4th April 2013
Heligan is undoubtedly one of Cornwall’s most famous attractions and although it’s been written about hundreds if not thousands of times, a list of Cornwall’s best gardens would look very odd without it. The sheer scale and diversity of the Lost Gardens of Heligan are astonishing; the team there has been steadily restoring and expanding for over 20 years now and there’s far more to see than a single day’s visit can encompass.
Even the names of the individual areas give a sense of intrigue and excitement: The Lost Valley, The Pleasure Grounds, The Alpine Ravine, The Jungle. It all adds to the other-worldliness that is such a big part of the Heligan experience and which seems to culminate in the giant rhubarb plants that tower above children’s heads. Huge tree ferns, banana plantations and a microclimate that often causes temperatures to sit 5 degrees above those outside of Heligan make you question whether you’re really in Cornwall at all – and then you find pineapples growing in the Victorian gardens (amongst 200-plus varieties of heritage fruits and vegetables) for a real dose of the surreal.
Heligan has a long and chequered history. The original manor was built way back in the 13th century and Heligan remained in the same family for many generations as the gardens were developed and collections of exotic plants established. During the First World War, the estate was used as a convalescence hospital for soldiers, followed by a US army base in the Second World War.
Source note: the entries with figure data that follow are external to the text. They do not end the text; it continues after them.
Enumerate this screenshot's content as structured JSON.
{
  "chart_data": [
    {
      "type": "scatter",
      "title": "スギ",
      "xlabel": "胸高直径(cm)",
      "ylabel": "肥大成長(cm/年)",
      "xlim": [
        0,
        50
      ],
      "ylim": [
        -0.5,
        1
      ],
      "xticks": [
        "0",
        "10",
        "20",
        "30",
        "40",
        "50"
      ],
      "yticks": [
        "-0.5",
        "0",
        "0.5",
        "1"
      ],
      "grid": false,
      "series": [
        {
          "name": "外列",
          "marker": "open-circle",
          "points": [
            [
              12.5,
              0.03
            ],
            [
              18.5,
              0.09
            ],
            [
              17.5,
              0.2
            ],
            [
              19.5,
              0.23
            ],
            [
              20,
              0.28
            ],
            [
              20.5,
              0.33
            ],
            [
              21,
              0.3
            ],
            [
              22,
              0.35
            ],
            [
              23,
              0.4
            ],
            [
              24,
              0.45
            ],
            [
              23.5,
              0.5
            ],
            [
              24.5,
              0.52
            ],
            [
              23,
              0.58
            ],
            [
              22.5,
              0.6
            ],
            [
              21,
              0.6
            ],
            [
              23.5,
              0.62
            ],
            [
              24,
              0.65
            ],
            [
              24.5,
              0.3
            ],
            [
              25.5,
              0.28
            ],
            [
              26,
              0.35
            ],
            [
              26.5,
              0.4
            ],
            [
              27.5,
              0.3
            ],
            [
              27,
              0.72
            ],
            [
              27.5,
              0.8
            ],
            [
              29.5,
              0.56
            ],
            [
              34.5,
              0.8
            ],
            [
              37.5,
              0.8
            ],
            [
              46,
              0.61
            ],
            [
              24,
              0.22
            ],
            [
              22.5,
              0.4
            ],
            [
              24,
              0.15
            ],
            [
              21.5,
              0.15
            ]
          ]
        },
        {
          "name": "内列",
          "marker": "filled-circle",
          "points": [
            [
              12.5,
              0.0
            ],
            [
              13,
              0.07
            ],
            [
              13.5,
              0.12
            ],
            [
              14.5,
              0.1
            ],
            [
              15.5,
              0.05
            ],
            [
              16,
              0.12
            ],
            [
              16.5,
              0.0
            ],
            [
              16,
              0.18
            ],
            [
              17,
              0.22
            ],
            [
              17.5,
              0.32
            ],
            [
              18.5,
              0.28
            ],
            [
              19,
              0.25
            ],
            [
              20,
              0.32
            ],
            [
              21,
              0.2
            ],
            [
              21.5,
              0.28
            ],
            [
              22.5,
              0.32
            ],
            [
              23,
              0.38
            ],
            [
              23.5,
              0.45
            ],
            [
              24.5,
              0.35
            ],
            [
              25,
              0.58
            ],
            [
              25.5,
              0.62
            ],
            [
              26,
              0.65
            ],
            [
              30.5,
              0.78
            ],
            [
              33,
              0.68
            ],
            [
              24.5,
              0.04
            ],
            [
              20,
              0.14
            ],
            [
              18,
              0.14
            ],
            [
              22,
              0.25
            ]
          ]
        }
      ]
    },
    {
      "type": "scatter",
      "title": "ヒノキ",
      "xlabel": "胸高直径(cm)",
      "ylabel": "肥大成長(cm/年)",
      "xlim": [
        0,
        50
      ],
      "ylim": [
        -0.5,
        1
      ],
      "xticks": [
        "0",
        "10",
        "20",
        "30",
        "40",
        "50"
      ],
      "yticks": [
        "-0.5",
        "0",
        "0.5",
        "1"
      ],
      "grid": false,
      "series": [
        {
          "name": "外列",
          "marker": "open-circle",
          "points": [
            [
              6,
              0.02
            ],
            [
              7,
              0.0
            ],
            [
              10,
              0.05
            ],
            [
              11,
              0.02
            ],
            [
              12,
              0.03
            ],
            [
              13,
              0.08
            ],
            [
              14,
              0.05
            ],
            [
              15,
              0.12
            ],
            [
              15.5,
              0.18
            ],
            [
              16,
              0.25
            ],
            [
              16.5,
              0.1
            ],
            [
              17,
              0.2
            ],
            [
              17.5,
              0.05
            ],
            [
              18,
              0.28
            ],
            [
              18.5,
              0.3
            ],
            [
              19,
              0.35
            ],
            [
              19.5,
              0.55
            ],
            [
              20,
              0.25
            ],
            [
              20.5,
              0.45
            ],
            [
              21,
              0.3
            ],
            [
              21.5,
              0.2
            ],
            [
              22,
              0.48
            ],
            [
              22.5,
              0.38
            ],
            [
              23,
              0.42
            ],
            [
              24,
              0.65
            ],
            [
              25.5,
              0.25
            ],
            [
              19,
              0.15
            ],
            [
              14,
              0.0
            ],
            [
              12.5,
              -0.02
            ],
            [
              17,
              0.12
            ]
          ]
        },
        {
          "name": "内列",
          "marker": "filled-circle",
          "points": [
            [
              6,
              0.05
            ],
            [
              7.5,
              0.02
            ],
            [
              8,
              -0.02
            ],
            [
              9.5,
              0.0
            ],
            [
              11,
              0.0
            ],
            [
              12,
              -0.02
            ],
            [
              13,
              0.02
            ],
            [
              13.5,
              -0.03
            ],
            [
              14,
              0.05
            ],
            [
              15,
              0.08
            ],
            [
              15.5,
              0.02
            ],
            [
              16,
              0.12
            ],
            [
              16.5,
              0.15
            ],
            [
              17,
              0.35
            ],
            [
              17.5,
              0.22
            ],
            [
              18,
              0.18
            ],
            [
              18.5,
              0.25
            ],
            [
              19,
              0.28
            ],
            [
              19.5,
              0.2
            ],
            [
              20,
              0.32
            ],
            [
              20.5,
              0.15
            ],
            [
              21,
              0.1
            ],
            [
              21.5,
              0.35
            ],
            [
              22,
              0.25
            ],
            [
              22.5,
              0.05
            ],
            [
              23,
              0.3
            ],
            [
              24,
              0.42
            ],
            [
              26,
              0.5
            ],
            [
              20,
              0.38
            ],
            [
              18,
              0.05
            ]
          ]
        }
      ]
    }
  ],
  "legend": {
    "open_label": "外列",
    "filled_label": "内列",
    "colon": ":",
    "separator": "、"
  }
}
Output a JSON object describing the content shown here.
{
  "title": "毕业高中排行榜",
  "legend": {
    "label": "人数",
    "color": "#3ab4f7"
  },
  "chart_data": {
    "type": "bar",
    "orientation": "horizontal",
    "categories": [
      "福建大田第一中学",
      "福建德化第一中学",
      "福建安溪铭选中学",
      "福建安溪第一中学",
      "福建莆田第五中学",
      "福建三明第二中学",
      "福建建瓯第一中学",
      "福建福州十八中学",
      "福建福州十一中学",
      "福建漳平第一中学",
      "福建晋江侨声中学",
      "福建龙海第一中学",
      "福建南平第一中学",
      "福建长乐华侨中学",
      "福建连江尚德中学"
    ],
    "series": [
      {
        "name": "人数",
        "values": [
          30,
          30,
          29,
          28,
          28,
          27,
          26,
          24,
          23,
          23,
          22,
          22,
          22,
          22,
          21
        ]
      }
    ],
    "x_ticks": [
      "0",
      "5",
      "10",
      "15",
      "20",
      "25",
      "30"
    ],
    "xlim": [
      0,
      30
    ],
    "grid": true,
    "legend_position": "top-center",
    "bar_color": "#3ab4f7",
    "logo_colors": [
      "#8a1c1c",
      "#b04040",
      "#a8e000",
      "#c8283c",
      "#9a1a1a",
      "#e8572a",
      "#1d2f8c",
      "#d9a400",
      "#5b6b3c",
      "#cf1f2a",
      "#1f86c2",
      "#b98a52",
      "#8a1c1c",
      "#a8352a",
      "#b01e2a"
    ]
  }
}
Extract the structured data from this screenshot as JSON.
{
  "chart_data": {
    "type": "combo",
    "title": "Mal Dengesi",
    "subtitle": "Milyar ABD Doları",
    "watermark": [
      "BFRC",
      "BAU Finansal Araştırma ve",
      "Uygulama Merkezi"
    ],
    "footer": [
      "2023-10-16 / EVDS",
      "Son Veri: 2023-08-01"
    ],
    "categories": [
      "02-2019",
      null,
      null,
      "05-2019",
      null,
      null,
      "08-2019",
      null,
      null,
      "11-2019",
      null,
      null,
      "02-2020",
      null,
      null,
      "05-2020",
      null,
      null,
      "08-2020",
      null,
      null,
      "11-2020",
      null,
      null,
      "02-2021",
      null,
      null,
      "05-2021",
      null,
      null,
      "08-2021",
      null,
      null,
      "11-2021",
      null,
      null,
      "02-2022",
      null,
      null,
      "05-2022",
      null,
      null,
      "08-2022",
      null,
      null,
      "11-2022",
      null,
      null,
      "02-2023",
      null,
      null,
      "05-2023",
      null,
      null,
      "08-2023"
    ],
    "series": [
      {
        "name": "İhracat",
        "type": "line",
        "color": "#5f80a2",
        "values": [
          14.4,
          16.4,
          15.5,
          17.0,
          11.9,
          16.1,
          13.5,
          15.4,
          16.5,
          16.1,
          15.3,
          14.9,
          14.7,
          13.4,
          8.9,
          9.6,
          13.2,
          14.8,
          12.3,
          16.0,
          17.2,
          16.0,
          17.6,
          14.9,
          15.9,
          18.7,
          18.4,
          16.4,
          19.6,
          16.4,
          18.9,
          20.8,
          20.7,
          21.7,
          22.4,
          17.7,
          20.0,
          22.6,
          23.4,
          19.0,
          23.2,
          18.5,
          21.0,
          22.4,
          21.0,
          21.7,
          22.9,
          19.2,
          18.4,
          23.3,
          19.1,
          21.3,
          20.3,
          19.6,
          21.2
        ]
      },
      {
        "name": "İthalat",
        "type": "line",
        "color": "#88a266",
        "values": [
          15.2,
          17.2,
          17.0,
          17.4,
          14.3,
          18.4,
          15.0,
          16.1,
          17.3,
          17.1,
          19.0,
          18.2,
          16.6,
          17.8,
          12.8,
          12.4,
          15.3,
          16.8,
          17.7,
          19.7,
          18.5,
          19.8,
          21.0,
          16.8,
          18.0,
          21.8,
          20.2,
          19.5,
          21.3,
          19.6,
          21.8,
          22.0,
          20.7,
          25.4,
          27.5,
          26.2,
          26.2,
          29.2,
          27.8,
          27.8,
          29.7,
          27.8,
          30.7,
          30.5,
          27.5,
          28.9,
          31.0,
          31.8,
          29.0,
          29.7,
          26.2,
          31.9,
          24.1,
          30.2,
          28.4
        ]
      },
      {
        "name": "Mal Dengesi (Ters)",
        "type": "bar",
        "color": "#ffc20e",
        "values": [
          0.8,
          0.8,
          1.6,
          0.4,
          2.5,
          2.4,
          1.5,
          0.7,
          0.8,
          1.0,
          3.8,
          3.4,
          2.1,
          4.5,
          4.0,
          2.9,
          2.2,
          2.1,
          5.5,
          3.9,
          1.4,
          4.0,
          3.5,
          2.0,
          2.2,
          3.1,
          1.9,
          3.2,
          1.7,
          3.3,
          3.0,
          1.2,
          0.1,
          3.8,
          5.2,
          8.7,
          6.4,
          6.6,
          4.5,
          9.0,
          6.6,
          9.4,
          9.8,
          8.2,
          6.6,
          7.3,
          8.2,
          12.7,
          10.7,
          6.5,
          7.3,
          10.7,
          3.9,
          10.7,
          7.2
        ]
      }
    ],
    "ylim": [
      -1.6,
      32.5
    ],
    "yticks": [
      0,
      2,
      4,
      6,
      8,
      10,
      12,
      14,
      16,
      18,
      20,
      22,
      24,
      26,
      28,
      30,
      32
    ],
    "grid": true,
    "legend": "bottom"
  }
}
During the 1970s, the house was divided into flats and sold off, and the gardens were neglected until their re-discovery in 1990. As you wind your way through the hundreds of acres of estate, there’s plenty of information about the many changes but for many just soaking up the atmosphere is enough.
The Lost Gardens of Heligan has everything you’d expect for a full day out – cafes, shops (including a great farm shop next door) and good wheelchair and pushchair access to much of the estate. The estate manager leads regular guided walks around Heligan, perfect for those who really want the behind-the-scenes secrets.
The Lost Gardens of Heligan are near St Austell, close to the south coast of Cornwall. We recommend making an early start for your visit and spending a full day there to explore. Open all year round, spring is a favourite time to visit for the mass of bluebells and the famous National Collection of Camellias and Rhododendrons in bloom.